Jerry Reed succumbed to emphysema on Monday, while we were still on vacation, so our farewell is a little late. He was 71. Jerry was known not only as a country singer and musician, but more famously to the current generation as the actor that played antagonist Coach Red Beaulieu in Adam Sandler's The Waterboy. Reed's most popular role was his character/alter-ego The Snowman, in which he played in the Smokey and the Bandit trilogy. Cletus "The Snowman" Snow was the Bandit's (Burt Reynolds) partner in crime, as they bootlegged a big rig full of the then illegal Coors beer from Texarkana across the Mississippi River back to Atlanta in less than two days with the Bandit and a young and hot Sally Field running blocker in a suped-up Trans Am (they later hauled an elephant and who knows what else in the subsequent less than par sequels). Oh yeah, and they were being chased relentlessly of course, by Smokey, played by the meticulous Jackie Gleason, in one of his career defining roles. (If you haven't seen the original Smokey, do yourself a favor and Netflix it or however you get movies, get a 12-pack of Coors Original Banquet Beer and carve out two hours this weekend to reward yourself with some awesome brew and a more awesome movie.) Reed wrote and performed his most famous song, the theme song from Smokey "Eastbound and Down".

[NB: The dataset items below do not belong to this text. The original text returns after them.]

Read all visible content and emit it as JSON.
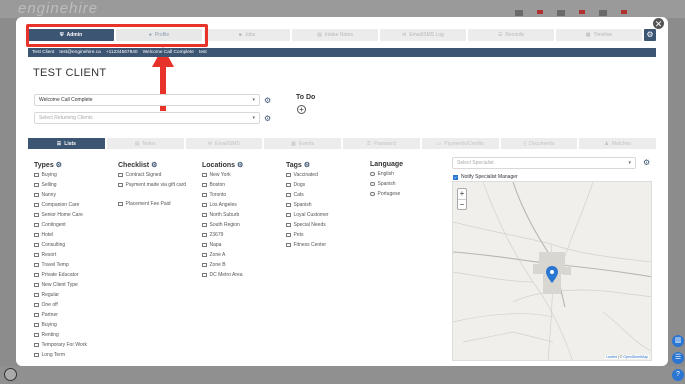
{
  "background": {
    "logo": "enginehire"
  },
  "nav": {
    "tabs": [
      {
        "label": "Admin",
        "icon": "shield-icon"
      },
      {
        "label": "Profile",
        "icon": "user-icon"
      },
      {
        "label": "Jobs",
        "icon": "briefcase-icon"
      },
      {
        "label": "Intake Notes",
        "icon": "notes-icon"
      },
      {
        "label": "Email/SMS Log",
        "icon": "envelope-icon"
      },
      {
        "label": "Records",
        "icon": "list-icon"
      },
      {
        "label": "Timeline",
        "icon": "calendar-icon"
      }
    ]
  },
  "client": {
    "name": "Test Client",
    "email": "test@enginehire.ca",
    "phone": "+11234567840",
    "status": "Welcome Call Complete",
    "extra": "test"
  },
  "page_title": "TEST CLIENT",
  "status_select": {
    "value": "Welcome Call Complete"
  },
  "returning_select": {
    "placeholder": "Select Returning Clients"
  },
  "todo": {
    "title": "To Do"
  },
  "subtabs": [
    {
      "label": "Lists",
      "icon": "list-icon"
    },
    {
      "label": "Notes",
      "icon": "note-icon"
    },
    {
      "label": "Email/SMS",
      "icon": "envelope-icon"
    },
    {
      "label": "Events",
      "icon": "calendar-icon"
    },
    {
      "label": "Password",
      "icon": "key-icon"
    },
    {
      "label": "Payments/Credits",
      "icon": "card-icon"
    },
    {
      "label": "Documents",
      "icon": "document-icon"
    },
    {
      "label": "Matches",
      "icon": "users-icon"
    }
  ],
  "lists": {
    "types": {
      "title": "Types",
      "items": [
        "Buying",
        "Selling",
        "Nanny",
        "Companion Care",
        "Senior Home Care",
        "Contingent",
        "Hotel",
        "Consulting",
        "Resort",
        "Travel Temp",
        "Private Educator",
        "New Client Type",
        "Regular",
        "One off",
        "Partner",
        "Buying",
        "Renting",
        "Temporary For Work",
        "Long Term"
      ]
    },
    "checklist": {
      "title": "Checklist",
      "items": [
        "Contract Signed",
        "Payment made via gift card",
        "Placement Fee Paid"
      ]
    },
    "locations": {
      "title": "Locations",
      "items": [
        "New York",
        "Boston",
        "Toronto",
        "Los Angeles",
        "North Suburb",
        "South Region",
        "23679",
        "Napa",
        "Zone A",
        "Zone B",
        "DC Metro Area"
      ]
    },
    "tags": {
      "title": "Tags",
      "items": [
        "Vaccinated",
        "Dogs",
        "Cats",
        "Spanish",
        "Loyal Customer",
        "Special Needs",
        "Pets",
        "Fitness Center"
      ]
    },
    "language": {
      "title": "Language",
      "items": [
        "English",
        "Spanish",
        "Portugese"
      ]
    }
  },
  "specialist": {
    "placeholder": "Select Specialist",
    "notify_label": "Notify Specialist Manager",
    "notify_checked": true
  },
  "map": {
    "zoom_in": "+",
    "zoom_out": "−",
    "attribution_leaflet": "Leaflet",
    "attribution_sep": " | © ",
    "attribution_osm": "OpenStreetMap"
  },
  "colors": {
    "primary": "#3c5573",
    "highlight": "#e8332a",
    "accent": "#2a76d2"
  }
}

Anyways, Reed was well known as a studio musician and a songwriter within the business, penning songs for himself, and occasionally having them picked up and covered by others such as Elvis ("Guitar Man", "U.S. Male") and even modern acts like Primus ("Amos Moses"). Reed even played on some Elvis tunes. Reed combined his talents and moved into television and film in the 70s, and even appeared in an episode of The New Scooby Doo Movies.

As for Reed's impact on the entertainment industry and culture, the Atlanta native does not receive the credit that he so deserves as a musician with his chicken-scratch guitar pickin' licks, his sometimes serious, sometimes silly, sometimes novelty but most of the time tongue-in-cheek songs, his presence in both films and tv (both live action and animated) and his all around good natured, fun-filled life and persona. If you don't know about Jerry Reed, I'm glad I could "introduce ya to the boy".

Thanks Jerry- "keep that hammer down and give'em hell!"